Starter Kit: A Program to Improve College Student Success
The University of Arizona is participating in the 2025 Starter Kit program.
The Starter Kit program is applying insights from behavioral science to improve students’ college persistence and academic performance. Prior online programs designed by behavioral scientists have successfully improved college student (1) retention and (2) academic performance in a variety of ways, including by enhancing students’ feelings of belonging and teaching them a “growth mindset.1-3,4 Inspired by this work, Starter Kit is deploying multiple behaviorally-informed programs designed to support college student success and testing their performance with the goal of identifying which are most effective overall and which work best for specific sub-populations.
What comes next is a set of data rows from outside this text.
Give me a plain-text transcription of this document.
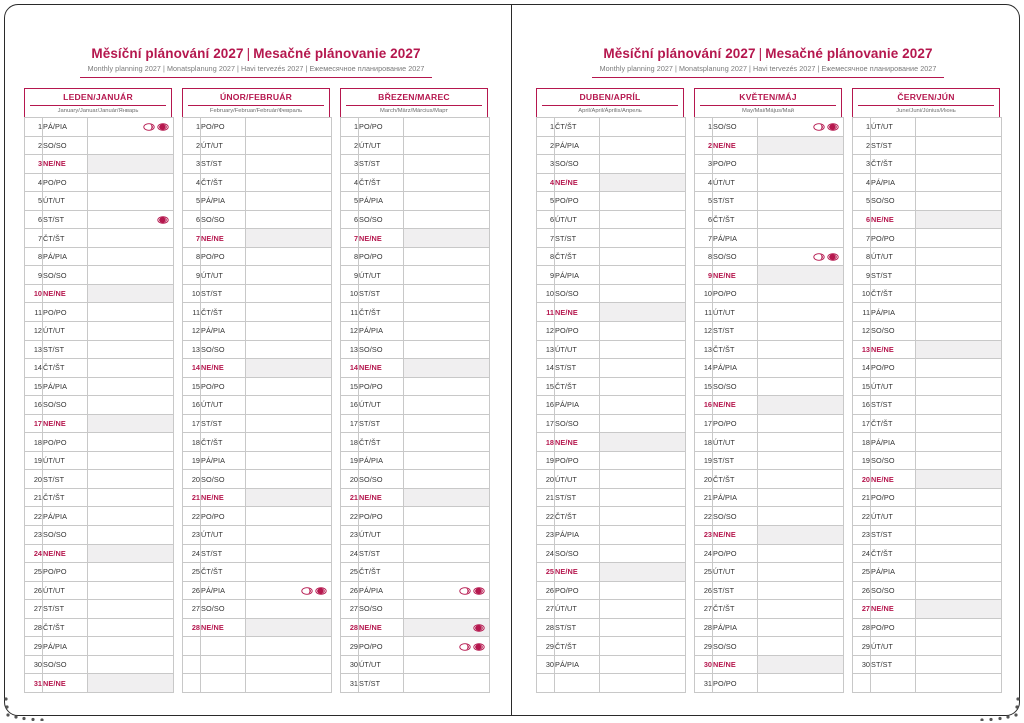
Měsíční plánování 2027 | Mesačné plánovanie 2027
Monthly planning 2027 | Monatsplanung 2027 | Havi tervezés 2027 | Ежемесячное планирование 2027
LEDEN/JANUÁR
January/Januar/Január/Январь
1	PÁ/PIA	

2	SO/SO	
3	NE/NE	
4	PO/PO	
5	ÚT/UT	
6	ST/ST	

7	ČT/ŠT	
8	PÁ/PIA	
9	SO/SO	
10	NE/NE	
11	PO/PO	
12	ÚT/UT	
13	ST/ST	
14	ČT/ŠT	
15	PÁ/PIA	
16	SO/SO	
17	NE/NE	
18	PO/PO	
19	ÚT/UT	
20	ST/ST	
21	ČT/ŠT	
22	PÁ/PIA	
23	SO/SO	
24	NE/NE	
25	PO/PO	
26	ÚT/UT	
27	ST/ST	
28	ČT/ŠT	
29	PÁ/PIA	
30	SO/SO	
31	NE/NE	
ÚNOR/FEBRUÁR
February/Februar/Február/Февраль
1	PO/PO	
2	ÚT/UT	
3	ST/ST	
4	ČT/ŠT	
5	PÁ/PIA	
6	SO/SO	
7	NE/NE	
8	PO/PO	
9	ÚT/UT	
10	ST/ST	
11	ČT/ŠT	
12	PÁ/PIA	
13	SO/SO	
14	NE/NE	
15	PO/PO	
16	ÚT/UT	
17	ST/ST	
18	ČT/ŠT	
19	PÁ/PIA	
20	SO/SO	
21	NE/NE	
22	PO/PO	
23	ÚT/UT	
24	ST/ST	
25	ČT/ŠT	
26	PÁ/PIA	

27	SO/SO	
28	NE/NE	

BŘEZEN/MAREC
March/März/Március/Март
1	PO/PO	
2	ÚT/UT	
3	ST/ST	
4	ČT/ŠT	
5	PÁ/PIA	
6	SO/SO	
7	NE/NE	
8	PO/PO	
9	ÚT/UT	
10	ST/ST	
11	ČT/ŠT	
12	PÁ/PIA	
13	SO/SO	
14	NE/NE	
15	PO/PO	
16	ÚT/UT	
17	ST/ST	
18	ČT/ŠT	
19	PÁ/PIA	
20	SO/SO	
21	NE/NE	
22	PO/PO	
23	ÚT/UT	
24	ST/ST	
25	ČT/ŠT	
26	PÁ/PIA	

27	SO/SO	
28	NE/NE	

29	PO/PO	

30	ÚT/UT	
31	ST/ST	
Měsíční plánování 2027 | Mesačné plánovanie 2027
Monthly planning 2027 | Monatsplanung 2027 | Havi tervezés 2027 | Ежемесячное планирование 2027
DUBEN/APRÍL
April/April/Április/Апрель
1	ČT/ŠT	
2	PÁ/PIA	
3	SO/SO	
4	NE/NE	
5	PO/PO	
6	ÚT/UT	
7	ST/ST	
8	ČT/ŠT	
9	PÁ/PIA	
10	SO/SO	
11	NE/NE	
12	PO/PO	
13	ÚT/UT	
14	ST/ST	
15	ČT/ŠT	
16	PÁ/PIA	
17	SO/SO	
18	NE/NE	
19	PO/PO	
20	ÚT/UT	
21	ST/ST	
22	ČT/ŠT	
23	PÁ/PIA	
24	SO/SO	
25	NE/NE	
26	PO/PO	
27	ÚT/UT	
28	ST/ST	
29	ČT/ŠT	
30	PÁ/PIA	

KVĚTEN/MÁJ
May/Mai/Május/Май
1	SO/SO	

2	NE/NE	
3	PO/PO	
4	ÚT/UT	
5	ST/ST	
6	ČT/ŠT	
7	PÁ/PIA	
8	SO/SO	

9	NE/NE	
10	PO/PO	
11	ÚT/UT	
12	ST/ST	
13	ČT/ŠT	
14	PÁ/PIA	
15	SO/SO	
16	NE/NE	
17	PO/PO	
18	ÚT/UT	
19	ST/ST	
20	ČT/ŠT	
21	PÁ/PIA	
22	SO/SO	
23	NE/NE	
24	PO/PO	
25	ÚT/UT	
26	ST/ST	
27	ČT/ŠT	
28	PÁ/PIA	
29	SO/SO	
30	NE/NE	
31	PO/PO	
ČERVEN/JÚN
June/Juni/Június/Июнь
1	ÚT/UT	
2	ST/ST	
3	ČT/ŠT	
4	PÁ/PIA	
5	SO/SO	
6	NE/NE	
7	PO/PO	
8	ÚT/UT	
9	ST/ST	
10	ČT/ŠT	
11	PÁ/PIA	
12	SO/SO	
13	NE/NE	
14	PO/PO	
15	ÚT/UT	
16	ST/ST	
17	ČT/ŠT	
18	PÁ/PIA	
19	SO/SO	
20	NE/NE	
21	PO/PO	
22	ÚT/UT	
23	ST/ST	
24	ČT/ŠT	
25	PÁ/PIA	
26	SO/SO	
27	NE/NE	
28	PO/PO	
29	ÚT/UT	
30	ST/ST	
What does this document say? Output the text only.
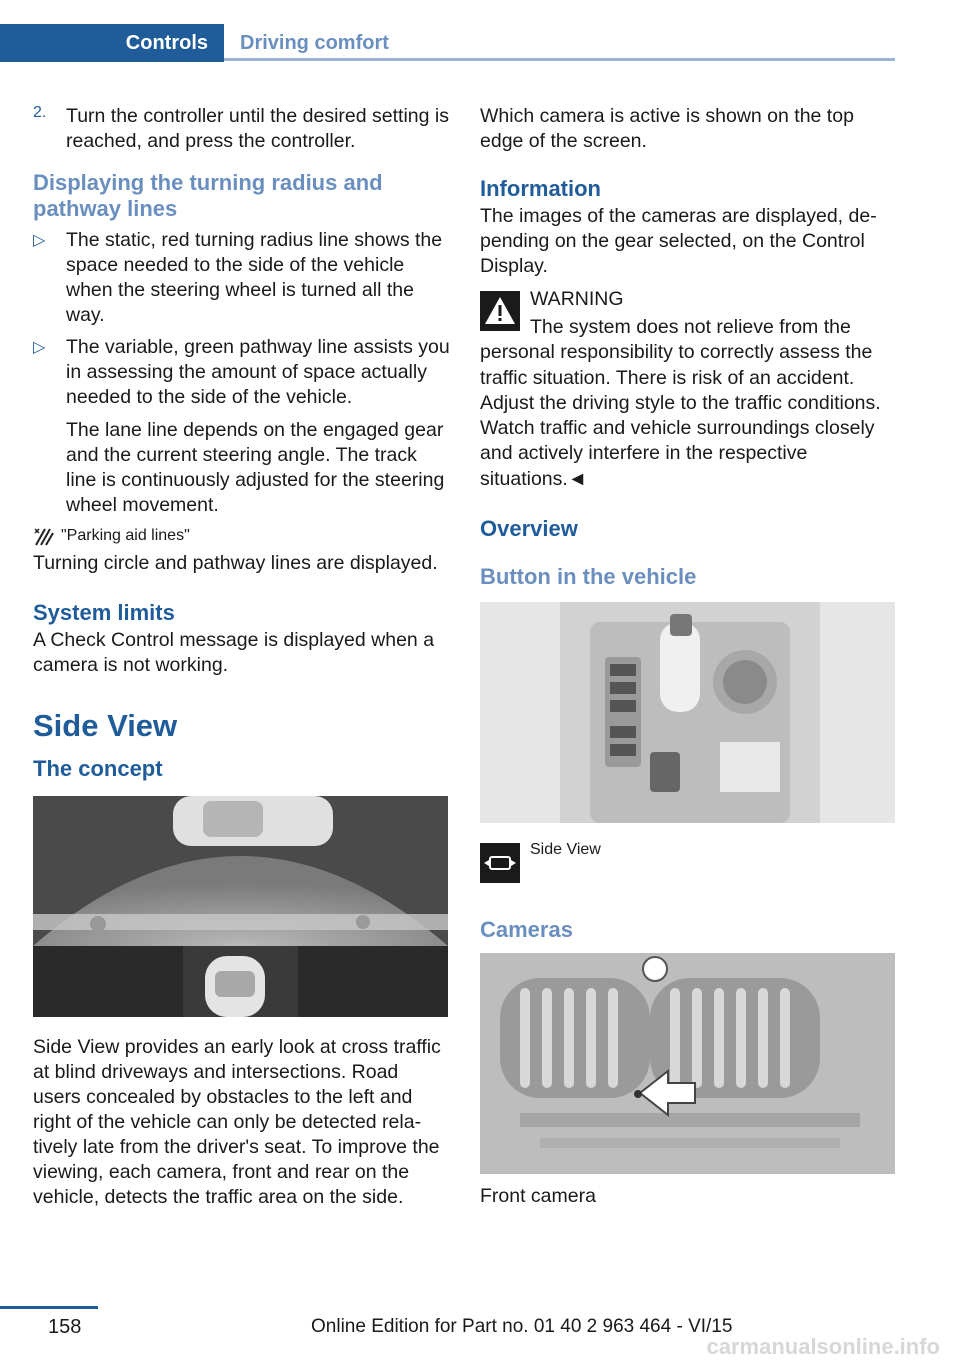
Controls	Driving comfort
2.	Turn the controller until the desired setting is reached, and press the controller.

Displaying the turning radius and pathway lines
▷	The static, red turning radius line shows the space needed to the side of the vehicle when the steering wheel is turned all the way.
▷	The variable, green pathway line assists you in assessing the amount of space actually needed to the side of the vehicle.

The lane line depends on the engaged gear and the current steering angle. The track line is continuously adjusted for the steering wheel movement.

"Parking aid lines"

Turning circle and pathway lines are displayed.

System limits

A Check Control message is displayed when a camera is not working.

Side View
The concept

Side View provides an early look at cross traffic at blind driveways and intersections. Road users concealed by obstacles to the left and right of the vehicle can only be detected relatively late from the driver's seat. To improve the viewing, each camera, front and rear on the vehicle, detects the traffic area on the side.

Which camera is active is shown on the top edge of the screen.

Information

The images of the cameras are displayed, depending on the gear selected, on the Control Display.

WARNING

The system does not relieve from the personal responsibility to correctly assess the traffic situation. There is risk of an accident. Adjust the driving style to the traffic conditions. Watch traffic and vehicle surroundings closely and actively interfere in the respective situations.◄

Overview
Button in the vehicle
Side View
Cameras

Front camera

158	Online Edition for Part no. 01 40 2 963 464 - VI/15
carmanualsonline.info
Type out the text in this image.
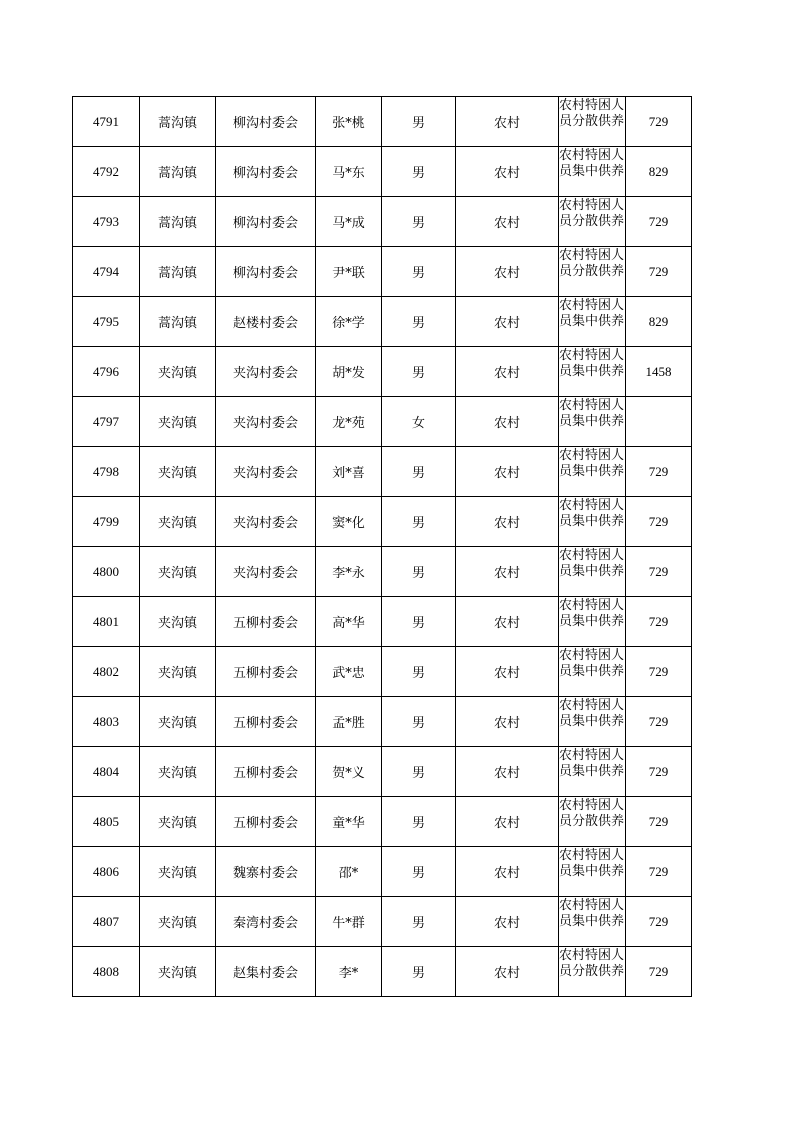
4791	蒿沟镇	柳沟村委会	张*桃	男	农村	农村特困人员分散供养	729
4792	蒿沟镇	柳沟村委会	马*东	男	农村	农村特困人员集中供养	829
4793	蒿沟镇	柳沟村委会	马*成	男	农村	农村特困人员分散供养	729
4794	蒿沟镇	柳沟村委会	尹*联	男	农村	农村特困人员分散供养	729
4795	蒿沟镇	赵楼村委会	徐*学	男	农村	农村特困人员集中供养	829
4796	夹沟镇	夹沟村委会	胡*发	男	农村	农村特困人员集中供养	1458
4797	夹沟镇	夹沟村委会	龙*苑	女	农村	农村特困人员集中供养	

4798	夹沟镇	夹沟村委会	刘*喜	男	农村	农村特困人员集中供养	729
4799	夹沟镇	夹沟村委会	窦*化	男	农村	农村特困人员集中供养	729
4800	夹沟镇	夹沟村委会	李*永	男	农村	农村特困人员集中供养	729
4801	夹沟镇	五柳村委会	高*华	男	农村	农村特困人员集中供养	729
4802	夹沟镇	五柳村委会	武*忠	男	农村	农村特困人员集中供养	729
4803	夹沟镇	五柳村委会	孟*胜	男	农村	农村特困人员集中供养	729
4804	夹沟镇	五柳村委会	贺*义	男	农村	农村特困人员集中供养	729
4805	夹沟镇	五柳村委会	童*华	男	农村	农村特困人员分散供养	729
4806	夹沟镇	魏寨村委会	邵*	男	农村	农村特困人员集中供养	729
4807	夹沟镇	秦湾村委会	牛*群	男	农村	农村特困人员集中供养	729
4808	夹沟镇	赵集村委会	李*	男	农村	农村特困人员分散供养	729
The different programs have been designed by members of the Behavior Change for Good Scientific Team, an interdisciplinary group of researchers founded by two professors at the University of Pennsylvania.
The 2025 Starter Kit program is launching with over 30 U.S. universities, collectively serving more than 700,000 undergraduates. The program has been informed by insights from previous research on how to successfully improve student success. Incoming students who participate receive a customized digital experience including two components: (1) an initial online activity that students will complete as part of their new student orientation, and (2) follow-up text messages sent after the online activity and throughout the fall term, which reinforce the key message of the initial experience and offer rewards to students for completing different related actions (e.g., sharing reflections on their college experience to date).
The goal of this partnership is to generate evidence on what can help colleges and universities best support their first-year students.
1 Murphy, M., et al (2020). A customized belonging intervention improves retention of socially disadvantaged students at a broad-access university. Science Advances.
2 Walton, G., et al. (2023). Where and with whom does a brief social-belonging intervention promote progress in college? Science.
3 Yeager, D., et al. (2016). Teaching a lay theory before college narrows achievement gaps at scale. Proceedings of the National Academy of Sciences.
4 Yeager, D. et al. (2019). A national experiment reveals where a growth mindset improves achievement. Nature.